The Adhocracy exhibition hosted at the Onassis Cultural Centre last year from 29 April to 4 July 2015 recently received an ADI Culture Award 2016 in Spain. This brand new award is recognition of not just the exhibition itself but also the open process via which the exhibition was conceived and organised.

The ADI Culture Award is intended to stimulate public recognition of projects in the world of design and culture that help promote and modernise product design in social and conceptual terms, or projects that offer incentives for dialogue, idea-sharing and activities in that sector.

Since 1961 ADI-FAD has been hosting the Delta Awards for Best Products, while since 1976 it has also been conferring ADI Medals on the best industrial design graduate projects. 2016 was the first year it launched the ADI Culture Awards. ADI-FAD is a division of Fostering Arts and Design (FAD), a private, independent, non-profit organisation geared to promoting design and architecture in a country’s cultural and economic life.

The Adhocracy exhibition in Athens was the continuation of research initiated at the Istanbul 1st Design Biennial in 2012, curated by Joseph Grima, with Ethel Baraona Pohl, Elian Stefa and Pelin Tan in the roles of associate curators. Adhocracy has also been hosted in New York at the New Museum (2013) and in London at Lime Wharf (2013). Panos Dragonas came on-board as co-curator for the Athenian version of Adhocracy and the exhibition grew with the involvement of numerous Greek artists and designers, such as Maria Papadimitriou, Valentina Karga, and the FabAthens platform whose curator is Dimitris Papalexopoulos.

Two Hackathons on the subject of Urban Design Fiction were held during the exhibition along with a symposium on ‘Making Objects/Making the Commons’, while the Athens Adhocracy Reader was also published and provided free of charge.

Adhocracy’s spirit is a call to action aimed at changing the system, changing the way in which we make things. Embracing open code design and placing particular emphasis on the idea of the commons in production processes, the exhibition also reflects a major challenge: how to be consistent overall.

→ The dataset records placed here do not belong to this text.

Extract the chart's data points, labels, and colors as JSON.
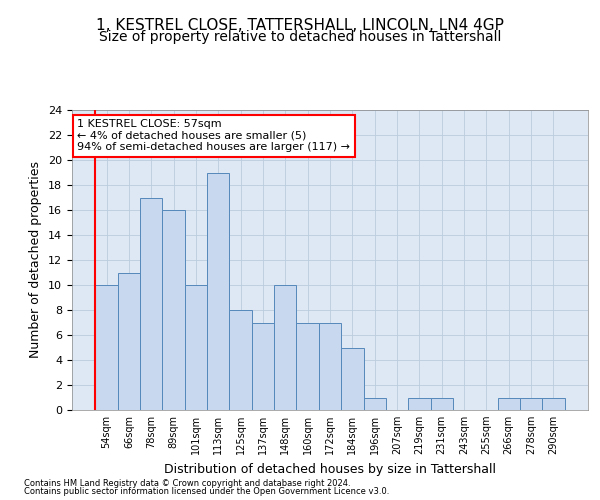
{
  "title1": "1, KESTREL CLOSE, TATTERSHALL, LINCOLN, LN4 4GP",
  "title2": "Size of property relative to detached houses in Tattershall",
  "xlabel": "Distribution of detached houses by size in Tattershall",
  "ylabel": "Number of detached properties",
  "bar_labels": [
    "54sqm",
    "66sqm",
    "78sqm",
    "89sqm",
    "101sqm",
    "113sqm",
    "125sqm",
    "137sqm",
    "148sqm",
    "160sqm",
    "172sqm",
    "184sqm",
    "196sqm",
    "207sqm",
    "219sqm",
    "231sqm",
    "243sqm",
    "255sqm",
    "266sqm",
    "278sqm",
    "290sqm"
  ],
  "bar_values": [
    10,
    11,
    17,
    16,
    10,
    19,
    8,
    7,
    10,
    7,
    7,
    5,
    1,
    0,
    1,
    1,
    0,
    0,
    1,
    1,
    1
  ],
  "bar_color": "#c8d8ee",
  "bar_edge_color": "#5588bb",
  "annotation_line1": "1 KESTREL CLOSE: 57sqm",
  "annotation_line2": "← 4% of detached houses are smaller (5)",
  "annotation_line3": "94% of semi-detached houses are larger (117) →",
  "annotation_box_color": "white",
  "annotation_box_edge_color": "red",
  "ylim": [
    0,
    24
  ],
  "yticks": [
    0,
    2,
    4,
    6,
    8,
    10,
    12,
    14,
    16,
    18,
    20,
    22,
    24
  ],
  "grid_color": "#bbccdd",
  "plot_bg_color": "#dde8f4",
  "marker_line_color": "red",
  "title1_fontsize": 11,
  "title2_fontsize": 10,
  "xlabel_fontsize": 9,
  "ylabel_fontsize": 9,
  "footer1": "Contains HM Land Registry data © Crown copyright and database right 2024.",
  "footer2": "Contains public sector information licensed under the Open Government Licence v3.0."
}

All members of the Adhocracy team decided to make it an ever-evolving exhibition. The new, revised version of Adhocracy in Athens focused on the act of disclosure as a social function that allows knowledge-based, resource sharing networks and communities to be set up. Which is why the Adhocracy team used a Creative Commons 4.0 (CC BY 4.0) licence for the entire exhibition: For everything from the curators’ choices, to the works themselves (which had to be in open code), to the design of the exhibition and its graphics/artwork.